Partner Dave Atkin, Deham Abdelkrim

Queer Places:
University of Oxford, Oxford, Oxfordshire OX1 3PA

Francis King | Jot101Francis Henry King CBE (4 March 1923 – 3 July 2011)[1] was a British novelist and short story writer. He worked for the British Council for 15 years, with positions in Europe and Japan. For 25 years he was a chief book reviewer for the Sunday Telegraph, and for 10 years its theatre critic.[2] King came out as homosexual in the 1970s. After his long-term partner, actor Dave Atkin, had died from AIDS in 1988, he described their relationship in Yesterday Came Suddenly (1993).

King was born on 4 March 1923 in Adelboden, Switzerland, to a father in the Indian Civil Service, brought up in British India and sent back to England when his father was dying. As a boy, he was shunted around among aunts and uncles. He was educated at Shrewsbury School and Balliol College, Oxford. During the Second World War he was a conscientious objector and left Oxford to work on the land.[3] After completing his degree in 1949, King worked for the British Council. His positions with them took him to Italy, Salonika, and finally Kyoto. While he was in Greece he met the uninhibited writer Anne Cumming, who was also working for the British Council. She enjoyed observing his homosexual adventures.[4] In 1964 he resigned to write full-time, by when he had already published nine novels, as well as poetry and a memoir.

He won the W. Somerset Maugham Prize for his novel The Dividing Stream (1951)[5] and also won the Katherine Mansfield Short Story Prize. In 2000, he was awarded the Golden PEN Award by English PEN for "a Lifetime's Distinguished Service to Literature".[6] His 1956 book The Firewalkers was published pseudonymously under the name Frank Cauldwell.

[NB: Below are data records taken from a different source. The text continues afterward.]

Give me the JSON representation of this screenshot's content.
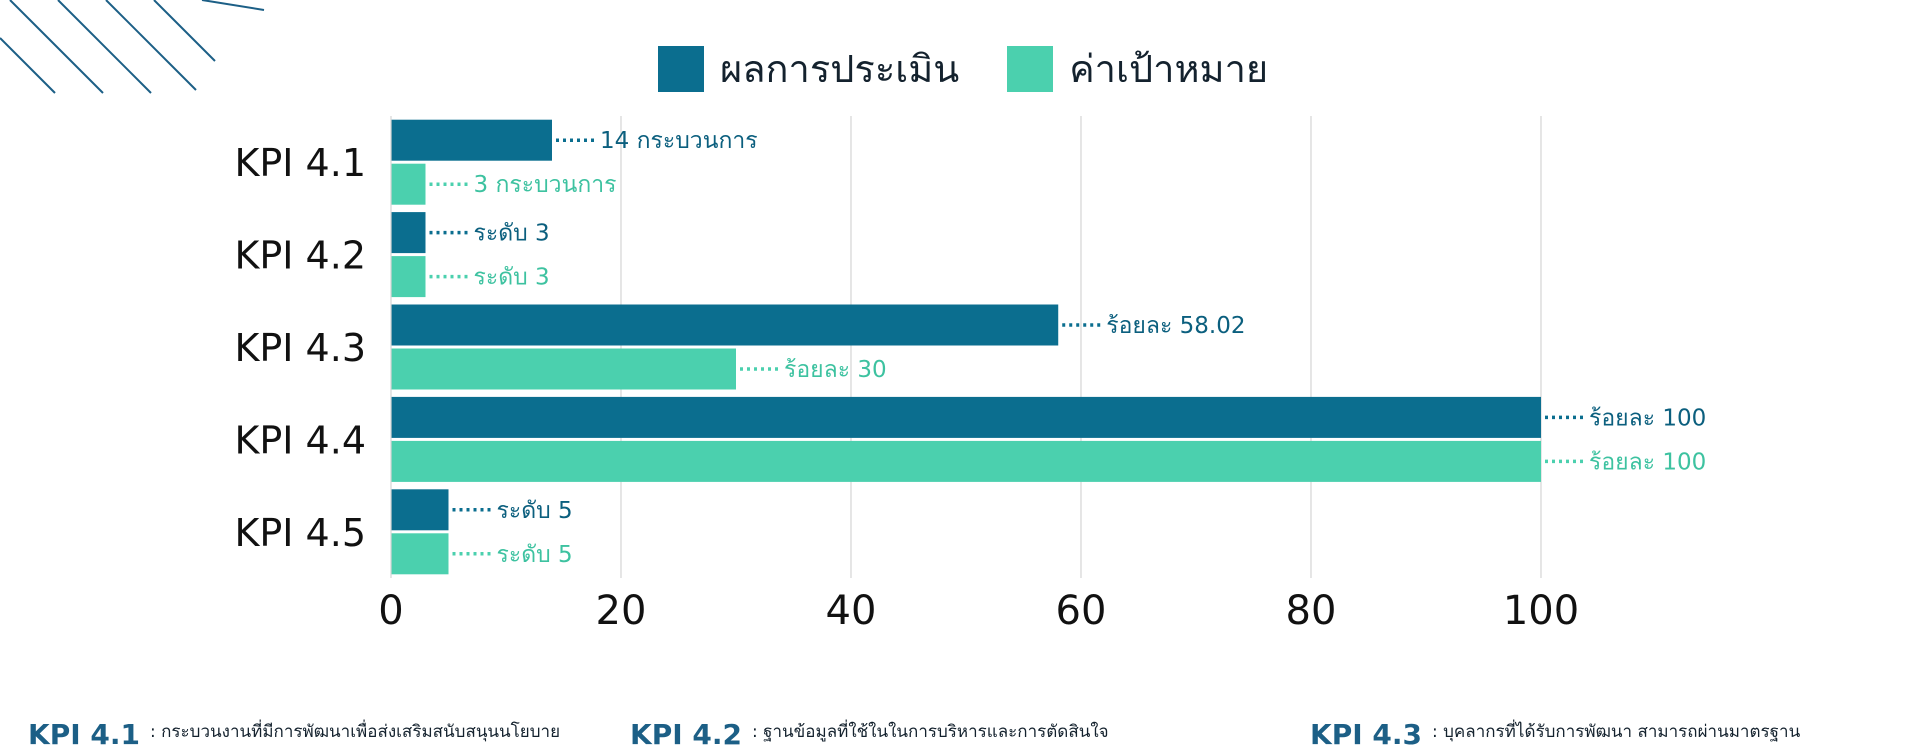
{
  "legend": [
    {
      "label": "ผลการประเมิน",
      "color": "#0b6e8f"
    },
    {
      "label": "ค่าเป้าหมาย",
      "color": "#4bd0ae"
    }
  ],
  "chart_data": {
    "type": "bar",
    "orientation": "horizontal",
    "categories": [
      "KPI 4.1",
      "KPI 4.2",
      "KPI 4.3",
      "KPI 4.4",
      "KPI 4.5"
    ],
    "series": [
      {
        "name": "ผลการประเมิน",
        "color": "#0b6e8f",
        "values": [
          14,
          3,
          58.02,
          100,
          5
        ],
        "labels": [
          "14 กระบวนการ",
          "ระดับ 3",
          "ร้อยละ 58.02",
          "ร้อยละ 100",
          "ระดับ 5"
        ]
      },
      {
        "name": "ค่าเป้าหมาย",
        "color": "#4bd0ae",
        "values": [
          3,
          3,
          30,
          100,
          5
        ],
        "labels": [
          "3 กระบวนการ",
          "ระดับ 3",
          "ร้อยละ 30",
          "ร้อยละ 100",
          "ระดับ 5"
        ]
      }
    ],
    "xlim": [
      0,
      100
    ],
    "xticks": [
      "0",
      "20",
      "40",
      "60",
      "80",
      "100"
    ],
    "grid": true,
    "legend_position": "top"
  },
  "footnotes": [
    {
      "code": "KPI 4.1",
      "text": ": กระบวนงานที่มีการพัฒนาเพื่อส่งเสริมสนับสนุนนโยบาย"
    },
    {
      "code": "KPI 4.2",
      "text": ": ฐานข้อมูลที่ใช้ในในการบริหารและการตัดสินใจ"
    },
    {
      "code": "KPI 4.3",
      "text": ": บุคลากรที่ได้รับการพัฒนา สามารถผ่านมาตรฐาน"
    }
  ]
}
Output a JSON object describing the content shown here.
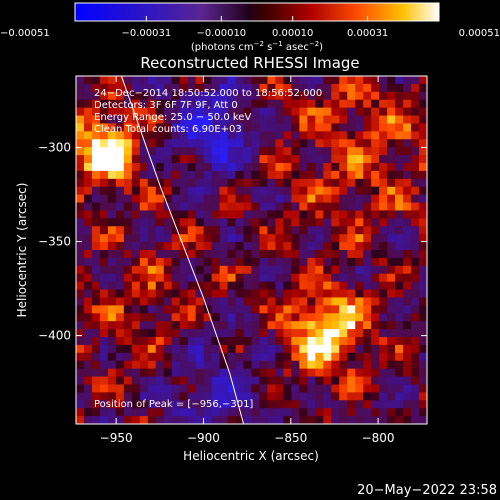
{
  "chart_data": {
    "type": "heatmap",
    "title": "Reconstructed RHESSI Image",
    "xlabel": "Heliocentric X (arcsec)",
    "ylabel": "Heliocentric Y (arcsec)",
    "xlim": [
      -973,
      -772
    ],
    "ylim": [
      -447,
      -262
    ],
    "x_ticks": [
      -950,
      -900,
      -850,
      -800
    ],
    "y_ticks": [
      -300,
      -350,
      -400
    ],
    "x_tick_labels": [
      "−950",
      "−900",
      "−850",
      "−800"
    ],
    "y_tick_labels": [
      "−300",
      "−350",
      "−400"
    ],
    "colorbar": {
      "min": -0.00051,
      "max": 0.00051,
      "ticks": [
        -0.00051,
        -0.00031,
        -0.0001,
        0.0001,
        0.00031,
        0.00051
      ],
      "tick_labels": [
        "−0.00051",
        "−0.00031",
        "−0.00010",
        "0.00010",
        "0.00031",
        "0.00051"
      ],
      "unit_prefix": "(photons cm",
      "unit_exp1": "−2",
      "unit_mid": " s",
      "unit_exp2": "−1",
      "unit_mid2": " asec",
      "unit_exp3": "−2",
      "unit_suffix": ")"
    },
    "annotations": {
      "time_range": "24−Dec−2014 18:50:52.000 to 18:56:52.000",
      "detectors": "Detectors: 3F 6F 7F 9F, Att 0",
      "energy_range": "Energy Range: 25.0 − 50.0 keV",
      "method_counts": "Clean    Total counts: 6.90E+03",
      "peak_position": "Position of Peak = [−956,−301]"
    },
    "sources": [
      {
        "x": -956,
        "y": -301
      },
      {
        "x": -830,
        "y": -398
      }
    ],
    "limb_curve": [
      [
        -947,
        -262
      ],
      [
        -925,
        -320
      ],
      [
        -900,
        -380
      ],
      [
        -885,
        -420
      ],
      [
        -877,
        -447
      ]
    ],
    "grid": false
  },
  "footer_date": "20−May−2022 23:58",
  "colors": {
    "background": "#000000",
    "text": "#ffffff",
    "limb_line": "#ffffff"
  }
}
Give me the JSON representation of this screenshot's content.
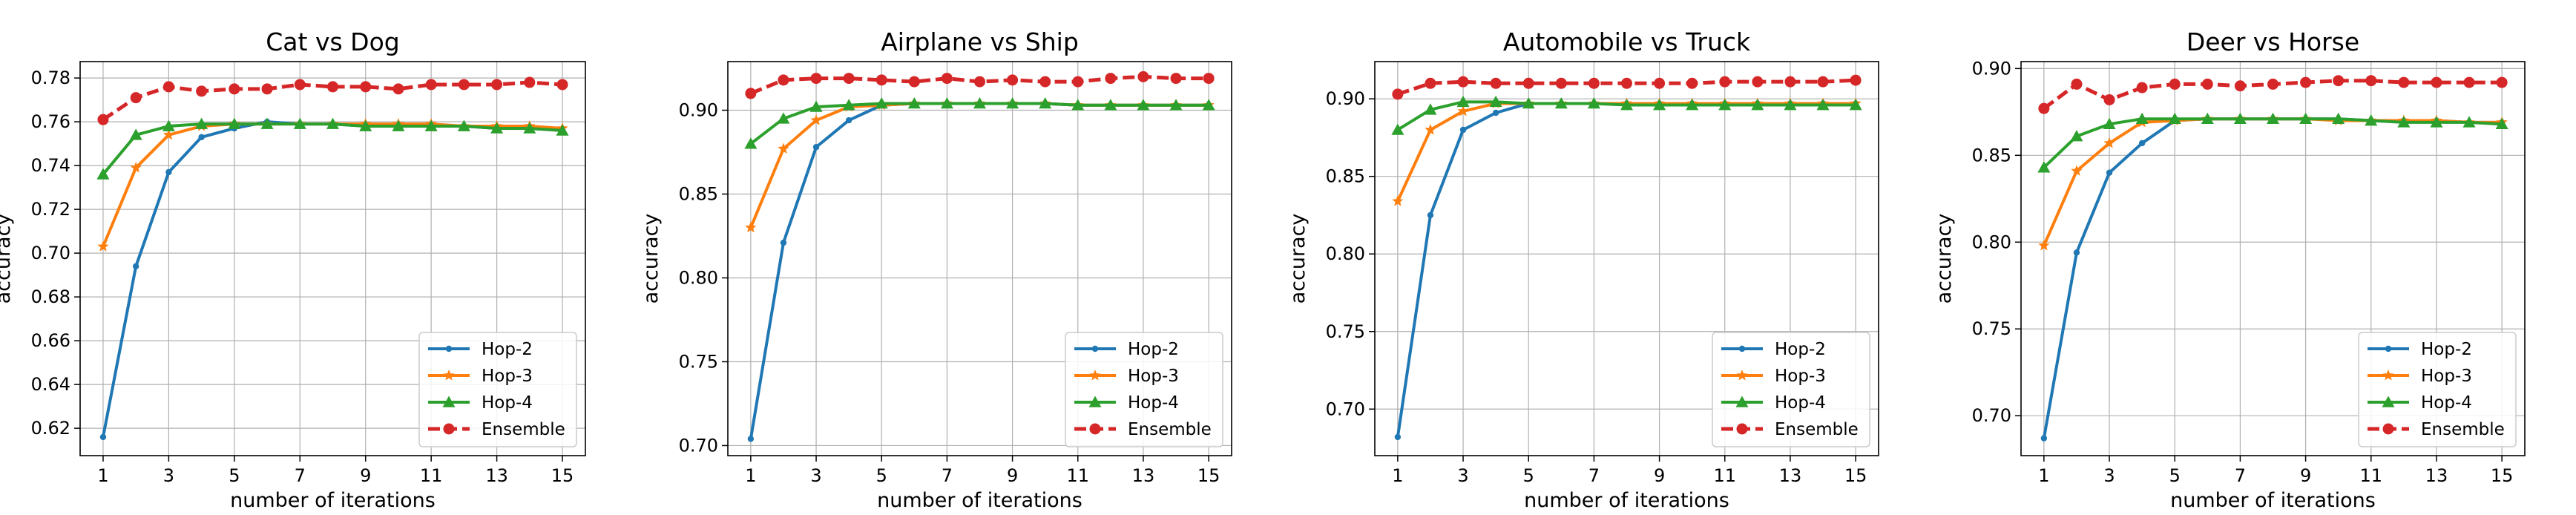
{
  "chart_data": [
    {
      "type": "line",
      "title": "Cat vs Dog",
      "xlabel": "number of iterations",
      "ylabel": "accuracy",
      "x": [
        1,
        2,
        3,
        4,
        5,
        6,
        7,
        8,
        9,
        10,
        11,
        12,
        13,
        14,
        15
      ],
      "xticks": [
        "1",
        "3",
        "5",
        "7",
        "9",
        "11",
        "13",
        "15"
      ],
      "yticks": [
        "0.62",
        "0.64",
        "0.66",
        "0.68",
        "0.70",
        "0.72",
        "0.74",
        "0.76",
        "0.78"
      ],
      "ylim": [
        0.6075,
        0.7875
      ],
      "xlim": [
        0.3,
        15.7
      ],
      "grid": true,
      "legend_position": "lower right",
      "series": [
        {
          "name": "Hop-2",
          "color": "#1f77b4",
          "marker": "point",
          "linestyle": "solid",
          "values": [
            0.616,
            0.694,
            0.737,
            0.753,
            0.757,
            0.76,
            0.759,
            0.759,
            0.758,
            0.758,
            0.758,
            0.758,
            0.757,
            0.757,
            0.756
          ]
        },
        {
          "name": "Hop-3",
          "color": "#ff7f0e",
          "marker": "star",
          "linestyle": "solid",
          "values": [
            0.703,
            0.739,
            0.754,
            0.758,
            0.759,
            0.759,
            0.759,
            0.759,
            0.759,
            0.759,
            0.759,
            0.758,
            0.758,
            0.758,
            0.757
          ]
        },
        {
          "name": "Hop-4",
          "color": "#2ca02c",
          "marker": "triangle",
          "linestyle": "solid",
          "values": [
            0.736,
            0.754,
            0.758,
            0.759,
            0.759,
            0.759,
            0.759,
            0.759,
            0.758,
            0.758,
            0.758,
            0.758,
            0.757,
            0.757,
            0.756
          ]
        },
        {
          "name": "Ensemble",
          "color": "#d62728",
          "marker": "circle",
          "linestyle": "dashed",
          "values": [
            0.761,
            0.771,
            0.776,
            0.774,
            0.775,
            0.775,
            0.777,
            0.776,
            0.776,
            0.775,
            0.777,
            0.777,
            0.777,
            0.778,
            0.777
          ]
        }
      ]
    },
    {
      "type": "line",
      "title": "Airplane vs Ship",
      "xlabel": "number of iterations",
      "ylabel": "accuracy",
      "x": [
        1,
        2,
        3,
        4,
        5,
        6,
        7,
        8,
        9,
        10,
        11,
        12,
        13,
        14,
        15
      ],
      "xticks": [
        "1",
        "3",
        "5",
        "7",
        "9",
        "11",
        "13",
        "15"
      ],
      "yticks": [
        "0.70",
        "0.75",
        "0.80",
        "0.85",
        "0.90"
      ],
      "ylim": [
        0.694,
        0.929
      ],
      "xlim": [
        0.3,
        15.7
      ],
      "grid": true,
      "legend_position": "lower right",
      "series": [
        {
          "name": "Hop-2",
          "color": "#1f77b4",
          "marker": "point",
          "linestyle": "solid",
          "values": [
            0.704,
            0.821,
            0.878,
            0.894,
            0.903,
            0.904,
            0.904,
            0.904,
            0.904,
            0.904,
            0.903,
            0.903,
            0.903,
            0.903,
            0.903
          ]
        },
        {
          "name": "Hop-3",
          "color": "#ff7f0e",
          "marker": "star",
          "linestyle": "solid",
          "values": [
            0.83,
            0.877,
            0.894,
            0.902,
            0.903,
            0.904,
            0.904,
            0.904,
            0.904,
            0.904,
            0.903,
            0.903,
            0.903,
            0.903,
            0.903
          ]
        },
        {
          "name": "Hop-4",
          "color": "#2ca02c",
          "marker": "triangle",
          "linestyle": "solid",
          "values": [
            0.88,
            0.895,
            0.902,
            0.903,
            0.904,
            0.904,
            0.904,
            0.904,
            0.904,
            0.904,
            0.903,
            0.903,
            0.903,
            0.903,
            0.903
          ]
        },
        {
          "name": "Ensemble",
          "color": "#d62728",
          "marker": "circle",
          "linestyle": "dashed",
          "values": [
            0.91,
            0.918,
            0.919,
            0.919,
            0.918,
            0.917,
            0.919,
            0.917,
            0.918,
            0.917,
            0.917,
            0.919,
            0.92,
            0.919,
            0.919
          ]
        }
      ]
    },
    {
      "type": "line",
      "title": "Automobile vs Truck",
      "xlabel": "number of iterations",
      "ylabel": "accuracy",
      "x": [
        1,
        2,
        3,
        4,
        5,
        6,
        7,
        8,
        9,
        10,
        11,
        12,
        13,
        14,
        15
      ],
      "xticks": [
        "1",
        "3",
        "5",
        "7",
        "9",
        "11",
        "13",
        "15"
      ],
      "yticks": [
        "0.70",
        "0.75",
        "0.80",
        "0.85",
        "0.90"
      ],
      "ylim": [
        0.67,
        0.924
      ],
      "xlim": [
        0.3,
        15.7
      ],
      "grid": true,
      "legend_position": "lower right",
      "series": [
        {
          "name": "Hop-2",
          "color": "#1f77b4",
          "marker": "point",
          "linestyle": "solid",
          "values": [
            0.682,
            0.825,
            0.88,
            0.891,
            0.897,
            0.897,
            0.897,
            0.897,
            0.897,
            0.897,
            0.897,
            0.897,
            0.897,
            0.897,
            0.897
          ]
        },
        {
          "name": "Hop-3",
          "color": "#ff7f0e",
          "marker": "star",
          "linestyle": "solid",
          "values": [
            0.834,
            0.88,
            0.892,
            0.897,
            0.897,
            0.897,
            0.897,
            0.897,
            0.897,
            0.897,
            0.897,
            0.897,
            0.897,
            0.897,
            0.897
          ]
        },
        {
          "name": "Hop-4",
          "color": "#2ca02c",
          "marker": "triangle",
          "linestyle": "solid",
          "values": [
            0.88,
            0.893,
            0.898,
            0.898,
            0.897,
            0.897,
            0.897,
            0.896,
            0.896,
            0.896,
            0.896,
            0.896,
            0.896,
            0.896,
            0.896
          ]
        },
        {
          "name": "Ensemble",
          "color": "#d62728",
          "marker": "circle",
          "linestyle": "dashed",
          "values": [
            0.903,
            0.91,
            0.911,
            0.91,
            0.91,
            0.91,
            0.91,
            0.91,
            0.91,
            0.91,
            0.911,
            0.911,
            0.911,
            0.911,
            0.912
          ]
        }
      ]
    },
    {
      "type": "line",
      "title": "Deer vs Horse",
      "xlabel": "number of iterations",
      "ylabel": "accuracy",
      "x": [
        1,
        2,
        3,
        4,
        5,
        6,
        7,
        8,
        9,
        10,
        11,
        12,
        13,
        14,
        15
      ],
      "xticks": [
        "1",
        "3",
        "5",
        "7",
        "9",
        "11",
        "13",
        "15"
      ],
      "yticks": [
        "0.70",
        "0.75",
        "0.80",
        "0.85",
        "0.90"
      ],
      "ylim": [
        0.677,
        0.904
      ],
      "xlim": [
        0.3,
        15.7
      ],
      "grid": true,
      "legend_position": "lower right",
      "series": [
        {
          "name": "Hop-2",
          "color": "#1f77b4",
          "marker": "point",
          "linestyle": "solid",
          "values": [
            0.687,
            0.794,
            0.84,
            0.857,
            0.87,
            0.871,
            0.871,
            0.871,
            0.871,
            0.871,
            0.87,
            0.87,
            0.87,
            0.869,
            0.869
          ]
        },
        {
          "name": "Hop-3",
          "color": "#ff7f0e",
          "marker": "star",
          "linestyle": "solid",
          "values": [
            0.798,
            0.841,
            0.857,
            0.869,
            0.87,
            0.871,
            0.871,
            0.871,
            0.871,
            0.87,
            0.87,
            0.87,
            0.87,
            0.869,
            0.869
          ]
        },
        {
          "name": "Hop-4",
          "color": "#2ca02c",
          "marker": "triangle",
          "linestyle": "solid",
          "values": [
            0.843,
            0.861,
            0.868,
            0.871,
            0.871,
            0.871,
            0.871,
            0.871,
            0.871,
            0.871,
            0.87,
            0.869,
            0.869,
            0.869,
            0.868
          ]
        },
        {
          "name": "Ensemble",
          "color": "#d62728",
          "marker": "circle",
          "linestyle": "dashed",
          "values": [
            0.877,
            0.891,
            0.882,
            0.889,
            0.891,
            0.891,
            0.89,
            0.891,
            0.892,
            0.893,
            0.893,
            0.892,
            0.892,
            0.892,
            0.892
          ]
        }
      ]
    }
  ]
}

When he was living in Brighton in the 1960s he fell unrequitedly in love with a Greek called Giorgio; the agonies he suffered are minutely and movingly analysed in A Domestic Animal, one of his best novels. Giorgio did not mind, but another character in the book did. This was the former MP Tom Skeffington-Lodge, whom King had prudently made a woman in the book; but Skeffington-Lodge recognised the caricature all the same, and started proceedings which practically beggared King. He had to rewrite the novel, with Skeffington-Lodge becoming more and more exigent in his demands for successive redrafts. The story, sufficiently fictionalised to put it beyond the reach of lawyers, was told in a later novel, The Action, which many think King’s funniest.

In the 1960s, before he moved from Brighton to London, he met the actor David Atkin and shared with him an almost idyllic happiness till the latter’s death in 1988. King wrote strongly in defence of the homosexual lifestyle and against the popular idea that gays were promiscuous and incapable of lasting relationships.

From 1986 to 1989 he was President of PEN International, the worldwide association of writers and oldest human rights organisation. He was a Fellow of the Royal Society of Literature, and was appointed an Officer (OBE) of the Order of the British Empire in 1979 and a Commander of the Order (CBE) in 1985.[1] In 2003, his novel The Nick of Time was long-listed for the Man Booker Prize.

King suffered a stroke in 2005. Francis King died on 3 July 2011 at the age of 88.[2] His civil partner, Deham Abdelkrim, survived him.